KOMISI Kepolisian Nasional (Kompolnas) menduga tiga anggota Polres Katingan, Kalimantan Tengah, meninggal dunia akibat dibunuh oleh kelompok terduga pelaku narkoba. Insiden berdarah itu terjadi saat para personel tengah melaksanakan operasi pengungkapan kasus peredaran narkotika.
Komisioner Kompolnas, Supardi Hamid, dalam keterangan video yang diterima di Jakarta, Selasa (7/7), mengungkapkan bahwa dirinya bersama Komisioner Kompolnas lainnya, Choirul Anam, telah meninjau langsung tempat kejadian perkara (TKP).
Di lokasi tersebut, tim Kompolnas menemukan ceceran darah yang mengarah ke area sungai. Supardi menegaskan, temuan fisik ini membantah asumsi awal yang menduga para korban meregang nyawa karena tenggelam di sungai.
“Tesis bahwa para korban ini melarikan diri ke sungai dan kemudian mati tenggelam adalah tidak terbukti. Justru terbantahkan dari fakta di sini di mana kita menemukan ceceran darah yang kemudian ceceran darah itu kemudian berakhir di sungai,” ucap Supardi.
Berdasarkan analisis di lapangan, ia menduga para personel kepolisian tersebut dieksekusi terlebih dahulu sebelum jasad mereka dibuang ke aliran sungai untuk menghilangkan jejak.
“Artinya ini adalah secara jelas masuk ke dalam kategori intentionally killing yang dilakukan oleh para bandar narkoba ini untuk menghabisi para petugas kepolisian dan baru kemudian dibuang ke sungai,” lanjutnya.

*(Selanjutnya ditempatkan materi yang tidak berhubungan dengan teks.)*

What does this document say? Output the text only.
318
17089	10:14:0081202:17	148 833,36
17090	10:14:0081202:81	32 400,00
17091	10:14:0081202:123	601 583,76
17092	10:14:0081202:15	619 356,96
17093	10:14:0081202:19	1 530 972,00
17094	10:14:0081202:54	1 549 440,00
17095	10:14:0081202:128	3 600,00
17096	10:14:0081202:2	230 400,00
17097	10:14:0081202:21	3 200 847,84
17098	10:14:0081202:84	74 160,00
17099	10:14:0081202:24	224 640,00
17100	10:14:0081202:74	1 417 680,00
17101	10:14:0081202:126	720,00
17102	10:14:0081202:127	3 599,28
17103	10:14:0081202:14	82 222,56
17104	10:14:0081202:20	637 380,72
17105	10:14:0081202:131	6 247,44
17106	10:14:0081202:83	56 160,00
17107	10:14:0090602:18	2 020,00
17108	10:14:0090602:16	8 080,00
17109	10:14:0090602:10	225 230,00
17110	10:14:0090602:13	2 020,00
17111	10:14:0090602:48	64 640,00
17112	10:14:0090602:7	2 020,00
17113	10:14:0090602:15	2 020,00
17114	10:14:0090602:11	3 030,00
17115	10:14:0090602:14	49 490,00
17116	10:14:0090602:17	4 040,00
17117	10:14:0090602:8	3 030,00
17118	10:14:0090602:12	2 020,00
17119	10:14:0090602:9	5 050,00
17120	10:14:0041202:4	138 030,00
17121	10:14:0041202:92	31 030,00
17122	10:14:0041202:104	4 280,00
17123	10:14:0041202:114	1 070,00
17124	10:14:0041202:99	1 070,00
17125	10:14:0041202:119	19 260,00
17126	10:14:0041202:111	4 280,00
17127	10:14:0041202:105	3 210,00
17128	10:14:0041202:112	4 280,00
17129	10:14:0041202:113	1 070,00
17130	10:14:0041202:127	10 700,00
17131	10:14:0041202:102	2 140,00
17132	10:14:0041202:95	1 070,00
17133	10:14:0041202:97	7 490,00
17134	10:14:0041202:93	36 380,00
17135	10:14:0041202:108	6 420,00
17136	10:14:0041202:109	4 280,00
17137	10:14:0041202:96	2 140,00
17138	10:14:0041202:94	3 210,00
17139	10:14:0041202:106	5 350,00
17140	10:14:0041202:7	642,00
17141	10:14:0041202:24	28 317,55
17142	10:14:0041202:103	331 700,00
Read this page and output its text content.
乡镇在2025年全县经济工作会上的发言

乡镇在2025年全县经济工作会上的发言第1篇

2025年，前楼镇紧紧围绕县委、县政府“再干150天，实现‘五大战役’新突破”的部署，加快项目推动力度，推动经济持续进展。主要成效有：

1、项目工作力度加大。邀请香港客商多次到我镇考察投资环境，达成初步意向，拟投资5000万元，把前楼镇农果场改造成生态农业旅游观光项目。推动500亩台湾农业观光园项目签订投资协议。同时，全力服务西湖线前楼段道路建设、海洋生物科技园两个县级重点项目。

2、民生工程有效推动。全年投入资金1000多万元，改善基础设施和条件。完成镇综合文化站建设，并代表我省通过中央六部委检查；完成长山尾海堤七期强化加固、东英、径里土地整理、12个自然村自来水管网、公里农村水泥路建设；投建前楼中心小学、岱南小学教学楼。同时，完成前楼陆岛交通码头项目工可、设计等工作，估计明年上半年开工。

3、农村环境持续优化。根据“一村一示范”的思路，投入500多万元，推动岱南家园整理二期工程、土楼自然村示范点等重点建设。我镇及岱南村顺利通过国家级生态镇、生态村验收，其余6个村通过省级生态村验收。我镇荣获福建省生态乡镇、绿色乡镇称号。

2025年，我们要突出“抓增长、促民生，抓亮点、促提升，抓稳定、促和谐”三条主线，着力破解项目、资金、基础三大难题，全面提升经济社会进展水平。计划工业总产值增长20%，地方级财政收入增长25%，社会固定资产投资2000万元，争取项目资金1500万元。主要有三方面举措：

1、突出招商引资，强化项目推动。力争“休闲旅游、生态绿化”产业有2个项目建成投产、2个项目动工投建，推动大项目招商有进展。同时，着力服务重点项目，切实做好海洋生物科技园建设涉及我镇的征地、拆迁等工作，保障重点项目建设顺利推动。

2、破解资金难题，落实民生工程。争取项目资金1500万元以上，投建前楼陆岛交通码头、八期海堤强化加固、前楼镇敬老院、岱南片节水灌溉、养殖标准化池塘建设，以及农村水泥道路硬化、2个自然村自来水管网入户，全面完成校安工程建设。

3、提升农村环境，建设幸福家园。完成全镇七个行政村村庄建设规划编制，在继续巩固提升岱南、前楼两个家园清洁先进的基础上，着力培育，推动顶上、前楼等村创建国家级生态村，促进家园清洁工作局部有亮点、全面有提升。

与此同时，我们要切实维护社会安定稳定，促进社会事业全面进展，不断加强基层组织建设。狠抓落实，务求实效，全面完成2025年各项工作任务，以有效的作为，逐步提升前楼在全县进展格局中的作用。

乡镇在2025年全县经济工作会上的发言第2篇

Sebagai informasi, tiga anggota Polres Katingan yang gugur dalam operasi pemberantasan narkotika di Desa Tumbang Kalemei, Kecamatan Katingan Tengah, Kabupaten Katingan, Kalimantan Tengah tersebut telah mendapatkan penghormatan tertinggi. Atas dedikasinya, ketiganya dianugerahi Kenaikan Pangkat Luar Biasa (KPLB) Anumerta, yakni Ipda (Anumerta) Sumariyanto, Aiptu (Anumerta) Yudhie Perdana Putra, dan Briptu (Anumerta) Nopandri Ramadhana.
Tragedi ini bermula pada Rabu (1/7), setelah Satresnarkoba Polres Katingan menerima aduan dari masyarakat terkait dugaan transaksi sabu di desa setempat. Hasil penyelidikan intensif kemudian mengarah kepada seorang terduga pengedar berinisial BIO, yang diketahui merupakan residivis kasus narkotika.
Tim Satresnarkoba segera bergerak ke lokasi dan tiba pada Kamis dini hari untuk melakukan upaya paksa penangkapan. Namun, saat proses penindakan berlangsung, petugas mendapat perlawanan sengit menggunakan senjata tajam.
Meskipun aparat telah melepaskan tembakan peringatan ke udara, serangan dari pelaku terus berlanjut. Situasi memaksa petugas mengambil tindakan tegas dan terukur demi melindungi keselamatan personel di lapangan.
Kondisi kian tidak kondusif ketika pihak keluarga terduga pelaku bersama sejumlah warga setempat diduga ikut melakukan penyerangan massal terhadap petugas. Mereka merangsek menggunakan kombinasi senjata tajam, senjata api rakitan, serta berbagai benda berbahaya lainnya.
Melihat situasi yang tidak berimbang, Tim Satresnarkoba berupaya menyelamatkan diri sembari meminta dukungan penebalan personel dari Polres Katingan dan Polsek Katingan Tengah. Dalam proses evakuasi yang menegangkan tersebut, sembilan personel kepolisian berhasil diselamatkan, sementara tiga anggota Polri dilaporkan gugur dalam menjalankan tugas negara.